35. The method of claim 1, further comprising, prior to using a processing engine to optimise estimated proportion values, determining the prevalence of the segments in at least the first and second samples from frequencies of the segments in sequencing data from at least the first and second samples.

36. The method of claim 1, wherein segments that do not correlate with the plurality of genomes (“unmapped segments”) are categorised as paired end reads or not paired end reads and categorisation information is utilised to refine proportion values.

37. The method of claim 1, wherein a plurality of algorithms is employed to determine proportion values.

38. The method of claim 37 wherein the algorithms are applied in an order depending upon one or more processing metrics comprising: the speed of each algorithm; the precision of each algorithm; the number of segments in the sample; the number of segments in the genomes; the number of genomes; the nature of the sample; the available processing resource; and the required confidence level for the proportion values.

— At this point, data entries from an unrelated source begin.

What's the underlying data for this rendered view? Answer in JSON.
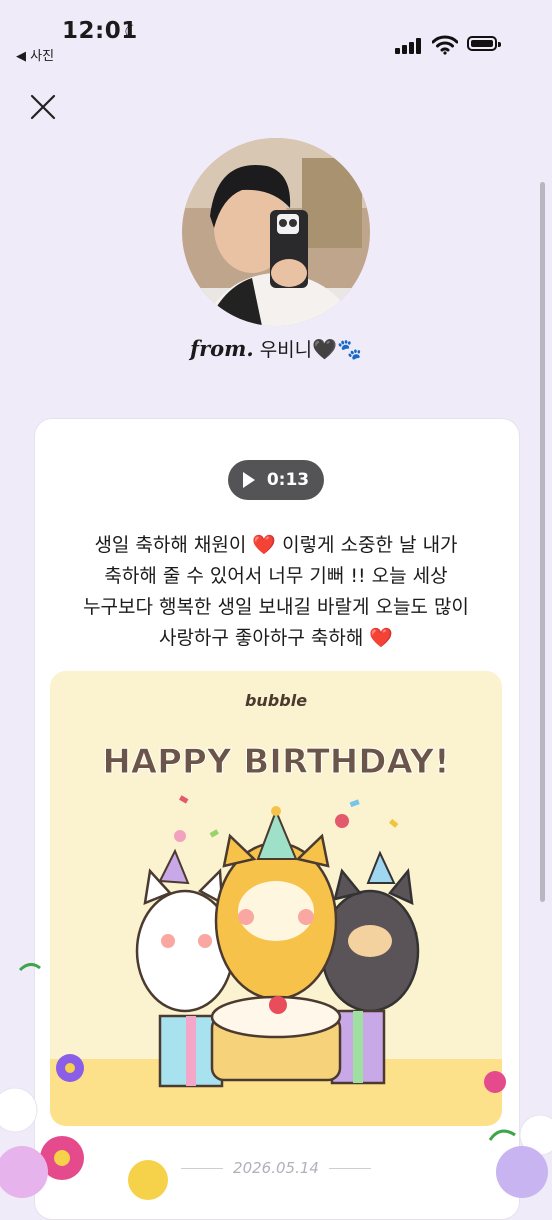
{
  "status_bar": {
    "time": "12:01",
    "back_label": "◀ 사진"
  },
  "profile": {
    "from_label": "from.",
    "name": "우비니",
    "emoji": "🖤🐾"
  },
  "audio": {
    "duration": "0:13"
  },
  "message": {
    "lines": [
      "생일 축하해 채원이 ❤️  이렇게 소중한 날 내가",
      "축하해 줄 수 있어서 너무 기뻐 !! 오늘 세상",
      "누구보다 행복한 생일 보내길 바랄게 오늘도 많이",
      "사랑하구 좋아하구 축하해 ❤️"
    ]
  },
  "birthday_card": {
    "brand": "bubble",
    "headline": "HAPPY BIRTHDAY!",
    "colors": {
      "background": "#fbf3cf",
      "headline": "#6b5448",
      "floor": "#fde08a"
    }
  },
  "date": "2026.05.14",
  "colors": {
    "page_background": "#f0ebf9",
    "card_background": "#ffffff",
    "audio_pill": "#545356"
  }
}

39. The method of claim 1, wherein at least the first and second samples comprise DNA segments, the DNA segments are converted to protein segments, and the prevalence of proteins encoded in at least the first and second samples is determined by comparing the converted protein segments to a library of protein segments.

40. The method of claim 38 further comprising determining the abundance of one or more genomes in at least the first and second samples based on the optimised proportion values and the concentration of genomic material in at least the first and second samples.